Sacrificio (Adrei Tarkovsky, 1986)
Para mí, Sacrificio es la definición cinematográfica de angustia. Mientras veo sus imágenes me siento devorado por el desasosiego. Analizo la estrategia visual de Tarkovsky para averiguar el origen de estas sensaciones y encuentro primeros planos que esculpen la desesperación, travellings laterales que se mueven lentamente a lo largo de las estancias mientras revelan la disposición de los actores a diferentes niveles del plano, composiciones cuya simetría resulta inquietante, silencios estruendosos e interacciones basadas en diálogos tan indescifrables, intelectuales e insustanciales como capaces de dinamitar la narración.
Como telón de fondo, una guerra que acecha a los personajes y rompe la falsa calma del primer tercio de metraje. Entonces la oscuridad se apodera de la fotografía de Sven Nyqvist: sus colores, ya apagados desde la secuencia inicial, abrazan definitivamente la oscuridad de las pesadillas y son conquistados por el poder expresionista de las sombras. Los claroscuros se aproximan al blanco y negro y, consecuentemente, acentúan los contrastes de la imagen y la emoción.
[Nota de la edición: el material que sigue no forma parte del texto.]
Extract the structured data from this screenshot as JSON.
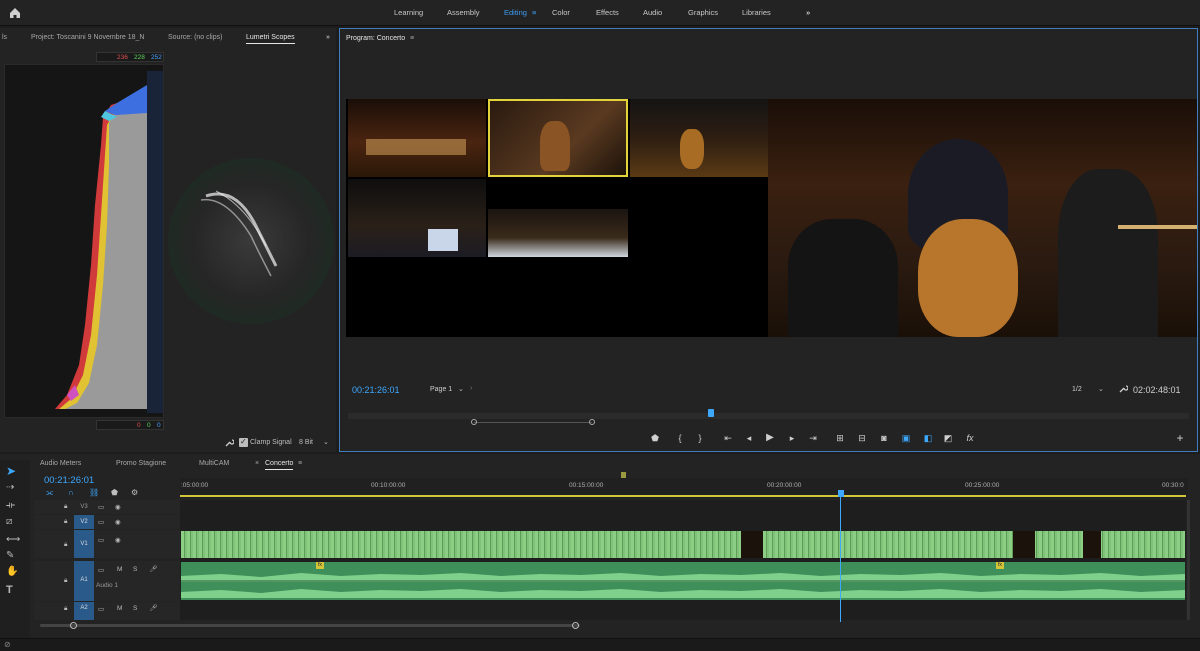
{
  "workspace_tabs": [
    "Learning",
    "Assembly",
    "Editing",
    "Color",
    "Effects",
    "Audio",
    "Graphics",
    "Libraries"
  ],
  "active_workspace": "Editing",
  "left_panel": {
    "tabs": [
      "ls",
      "Project: Toscanini 9 Novembre 18_N",
      "Source: (no clips)",
      "Lumetri Scopes"
    ],
    "active_tab": "Lumetri Scopes",
    "scope_readout_top": [
      "236",
      "228",
      "252"
    ],
    "scope_readout_bottom": [
      "0",
      "0",
      "0"
    ],
    "clamp_signal_label": "Clamp Signal",
    "clamp_signal_checked": true,
    "bit_depth": "8 Bit"
  },
  "program_monitor": {
    "title": "Program: Concerto",
    "timecode_current": "00:21:26:01",
    "page_label": "Page 1",
    "resolution": "1/2",
    "timecode_duration": "02:02:48:01"
  },
  "timeline": {
    "tabs": [
      "Audio Meters",
      "Promo Stagione",
      "MultiCAM",
      "Concerto"
    ],
    "active_tab": "Concerto",
    "timecode": "00:21:26:01",
    "ruler_labels": [
      ":05:00:00",
      "00:10:00:00",
      "00:15:00:00",
      "00:20:00:00",
      "00:25:00:00",
      "00:30:0"
    ],
    "video_tracks": [
      "V3",
      "V2",
      "V1"
    ],
    "audio_tracks": [
      "A1",
      "A2"
    ],
    "audio_track_name": "Audio 1",
    "playhead_fraction": 0.655
  },
  "colors": {
    "accent": "#3d9bf0",
    "video_clip": "#7fc27a",
    "audio_clip": "#3f8f5a",
    "timeline_yellow": "#d4c43a"
  }
}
Esta progresión queda reflejada en el rostro de Erland Josephson, otro habitual del cine de Bergman que aporta el factor humano a unos planos tan dependientes de su buen hacer como de los interiores en los que se desarrolla la narración. Sometida a las reglas del sueño, Sacrificio no busca la comprensión del espectador; tan solo invita a saltar un precipicio sin red que guía tanto a la salvación como a la condena de un deseo cumplido.
Afortunadamente, realizamos el viaje de la mano de un protagonista que deambula en sus planos con la misma desorientación que el espectador. Compartimos con el Josephson la soledad ante un destino incierto. La inmersión en las imágenes de Tarkovsky es inevitable, como también lo es ese vacío que ni el conocimiento ni los bienes materiales son capaces de rellenar. Cuando llega el momento del sacrificio, aquello por lo que se está dispuesto a dar todo cobra una forma definida y concreta.
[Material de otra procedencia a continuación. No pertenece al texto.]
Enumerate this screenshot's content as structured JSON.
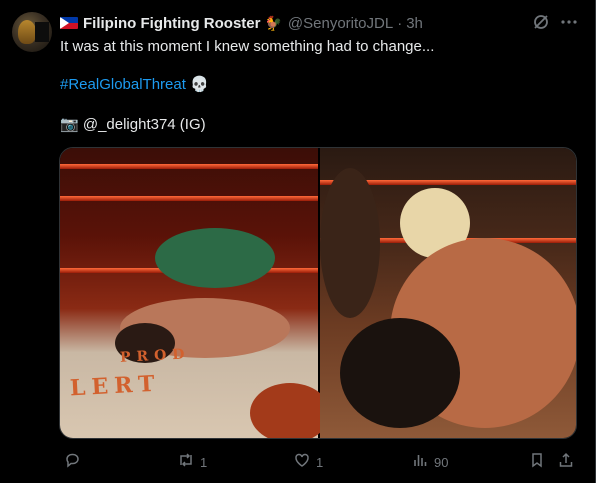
{
  "author": {
    "name": "Filipino Fighting Rooster",
    "name_emoji": "🐓",
    "handle": "@SenyoritoJDL",
    "separator": "·",
    "time": "3h"
  },
  "tweet": {
    "line1": "It was at this moment I knew something had to change...",
    "hashtag": "#RealGlobalThreat",
    "hashtag_emoji": "💀",
    "credit": "📷 @_delight374 (IG)"
  },
  "media": {
    "left_canvas_text": "LERT",
    "left_canvas_text2": "PROD"
  },
  "actions": {
    "reply_count": "",
    "repost_count": "1",
    "like_count": "1",
    "views_count": "90"
  },
  "icons": {
    "grok": "grok-icon",
    "more": "more-icon",
    "reply": "reply-icon",
    "repost": "repost-icon",
    "like": "heart-icon",
    "views": "views-icon",
    "bookmark": "bookmark-icon",
    "share": "share-icon"
  },
  "colors": {
    "background": "#000000",
    "text": "#e7e9ea",
    "muted": "#71767b",
    "link": "#1d9bf0"
  }
}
Tarkovsky no se preocupa por presentar a sus personajes. Ni siquiera se molesta en revelar su parentesco. Incluida la guerra que amenaza la existencia de la familia, todo transcurre en una indeterminación asfixiante. La casa, un fortín frente al peligro exterior, se erige en una caja de Pandora que contiene las consecuencias de la guerra fría. Y a pesar de toda la angustia existencial que supura esta narración, hay espacio para algo parecido a la esperanza cuando todo queda en manos de esos vínculos inquebrantables que unen a un padre y un hijo.